Он остановился, зачарованный, захваченный безумной идеей. Воображение весело вспыхнуло, как просушенный хворост от спички. Воображение размашисто рисовало что-то прекрасное, чудное. Из тумана проступала фигура, фигура той женщины, может быть. Он поймал её пристальный взгляд, точно она следила за ним. И ещё почудилось что-то, и страстно хотелось видеть волосы, губы, глаза. Он душу, душу жаждал увидеть её. Но не было видно уже ничего. Видение заколебалось, поплыло, меняясь и пропадая, не позволяя увидеть, понять, запомнить себя. Ему не терпелось хотя бы услышать голос её, хотя бы несколько задушевных, пусть даже незначащих слов, всё равно, однако в полном молчании растворилась она, оставив одно сожаление, точно круги на воде. Он испугался: вернется ли? Воплотится ли в вечных, как мрамор, словах? Войдет ли преображенной в роман?
Иван Сергеевич будто потянулся, будто зевнул, деликатно скрывая свой короткий зевок.

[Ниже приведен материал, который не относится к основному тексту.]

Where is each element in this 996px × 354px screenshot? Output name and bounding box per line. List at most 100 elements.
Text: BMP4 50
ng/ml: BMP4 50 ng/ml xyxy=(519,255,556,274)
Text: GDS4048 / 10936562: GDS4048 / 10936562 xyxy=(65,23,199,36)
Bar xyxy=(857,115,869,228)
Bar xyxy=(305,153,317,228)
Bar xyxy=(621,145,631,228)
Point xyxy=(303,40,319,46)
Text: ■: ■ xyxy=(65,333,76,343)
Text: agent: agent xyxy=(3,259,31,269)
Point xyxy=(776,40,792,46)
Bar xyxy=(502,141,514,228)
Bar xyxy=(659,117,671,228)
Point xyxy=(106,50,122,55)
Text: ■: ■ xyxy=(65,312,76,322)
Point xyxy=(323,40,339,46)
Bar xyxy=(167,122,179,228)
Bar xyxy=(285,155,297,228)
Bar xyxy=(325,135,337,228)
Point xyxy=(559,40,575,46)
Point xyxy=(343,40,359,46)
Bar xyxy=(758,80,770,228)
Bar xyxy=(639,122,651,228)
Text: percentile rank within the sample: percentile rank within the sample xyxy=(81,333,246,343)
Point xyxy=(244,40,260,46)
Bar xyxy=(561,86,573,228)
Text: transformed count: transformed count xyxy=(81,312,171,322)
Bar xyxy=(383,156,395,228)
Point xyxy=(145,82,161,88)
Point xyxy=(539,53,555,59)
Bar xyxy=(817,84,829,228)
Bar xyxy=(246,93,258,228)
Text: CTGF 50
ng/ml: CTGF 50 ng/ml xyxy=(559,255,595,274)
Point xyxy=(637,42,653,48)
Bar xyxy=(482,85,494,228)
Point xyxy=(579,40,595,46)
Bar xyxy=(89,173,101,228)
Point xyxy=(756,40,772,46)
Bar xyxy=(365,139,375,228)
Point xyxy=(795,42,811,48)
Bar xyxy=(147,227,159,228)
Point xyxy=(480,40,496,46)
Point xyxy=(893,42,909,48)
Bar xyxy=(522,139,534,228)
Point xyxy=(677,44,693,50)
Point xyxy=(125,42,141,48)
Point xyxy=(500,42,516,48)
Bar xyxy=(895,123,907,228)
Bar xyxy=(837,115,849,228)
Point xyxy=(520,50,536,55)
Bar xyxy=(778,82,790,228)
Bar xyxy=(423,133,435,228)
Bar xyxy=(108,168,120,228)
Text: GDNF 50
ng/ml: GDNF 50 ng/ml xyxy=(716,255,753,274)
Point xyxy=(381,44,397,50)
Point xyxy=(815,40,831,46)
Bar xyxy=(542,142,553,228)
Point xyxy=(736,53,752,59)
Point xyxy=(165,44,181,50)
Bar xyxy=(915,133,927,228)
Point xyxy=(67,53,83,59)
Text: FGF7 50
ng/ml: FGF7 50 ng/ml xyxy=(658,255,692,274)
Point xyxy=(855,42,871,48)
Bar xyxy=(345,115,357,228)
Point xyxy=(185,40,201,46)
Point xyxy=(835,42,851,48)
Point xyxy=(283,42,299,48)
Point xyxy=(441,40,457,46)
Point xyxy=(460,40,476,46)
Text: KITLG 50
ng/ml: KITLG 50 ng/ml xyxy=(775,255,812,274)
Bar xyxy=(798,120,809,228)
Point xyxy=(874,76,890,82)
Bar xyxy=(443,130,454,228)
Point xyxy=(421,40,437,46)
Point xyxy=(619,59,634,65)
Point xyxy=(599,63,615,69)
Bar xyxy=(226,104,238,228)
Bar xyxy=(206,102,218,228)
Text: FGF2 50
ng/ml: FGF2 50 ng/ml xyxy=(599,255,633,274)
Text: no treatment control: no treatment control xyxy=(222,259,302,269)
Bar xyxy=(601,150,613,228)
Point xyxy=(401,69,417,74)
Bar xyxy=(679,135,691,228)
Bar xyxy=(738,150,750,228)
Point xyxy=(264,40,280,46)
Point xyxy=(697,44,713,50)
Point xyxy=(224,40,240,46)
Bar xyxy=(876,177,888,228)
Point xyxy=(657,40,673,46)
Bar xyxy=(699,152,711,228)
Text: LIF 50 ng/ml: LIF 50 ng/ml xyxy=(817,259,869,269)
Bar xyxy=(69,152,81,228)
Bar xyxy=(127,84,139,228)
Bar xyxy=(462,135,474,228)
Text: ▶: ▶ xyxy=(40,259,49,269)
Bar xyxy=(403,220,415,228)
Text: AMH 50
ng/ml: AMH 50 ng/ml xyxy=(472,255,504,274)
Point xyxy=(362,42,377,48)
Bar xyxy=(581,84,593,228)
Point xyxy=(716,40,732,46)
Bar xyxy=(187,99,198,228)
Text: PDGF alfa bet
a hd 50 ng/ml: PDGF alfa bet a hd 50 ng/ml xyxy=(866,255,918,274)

И он пожалел о пылкой своей откровенности. Э, всё вздор, чепуха, решительно всё, и откровенность, такая полезная, важная, вдруг представилась мальчишеским хвастовством. Он потщился поразить невнимательного приятеля необъятностью замыслов и поразил – миражами, если не чем-то похуже того. Он подумал, что открыл наконец свою настоящую силу, а ему ещё раз открылась только бесконечная слабость его. Он убедился, что игристое, легко вскипавшее временами воображение долгие годы рисовало, пусть ярко и выпукло, только отдельные, только разрозненные, не связанные друг с другом картины, тогда как мысль всего целого ещё не постигнута, ещё не открылась ему. Он понял, что имел десятки, сотни набросков, заметок, клочков, но у него не было и не могло быть романа, как ни обольщай он себя, что мог бы его написать, получи он свободу и время. Ему представилась бездна труда, и он ощутил себя старым, разбитым, выжатым, точно лимон. У него не оставалось сомнений, что и чуткий Тургенев понял бессилие замысла и от всей души презирает или свысока жалеет его. Совестно стало. Он хотел бы провалиться сквозь землю, а на Тургенева стеснялся глядеть, с замиранием сердца прислушиваясь к тому, как поразительно тяжело завозился его ночной гость, точно бы собирался молча встать и уйти. Он так и вздрогнул от мягкого голоса:
– Да ведь это всё, что надобно вам! Самое зерно уже схвачено вами! Сколько ни думайте, лучше не станет. Я сужу по себе. Маменька с детства мне сломала характер. Виссарион Григорьевич недаром величал меня бабой. В самом деле, овечья натура. Есть люди, перед которыми я совершенно теряюсь, стоит им только властно и дерзко взглянуть на меня. О женщинах нечего говорить. Женщины делают со мной всё, что хотят. И вот вся моя жизнь пронизана женским началом. Ни книга, ни что иное не могут женщины заменить для меня. Любовь вызывает расцвет всего моего существа. Вот тогда я и сознаю мою силу. Я и писать могу только влюбленным. Нет любви, и перо вываливается из рук. Стало быть, баста! Всё готово у вас, как хотите. Больше нечего ждать.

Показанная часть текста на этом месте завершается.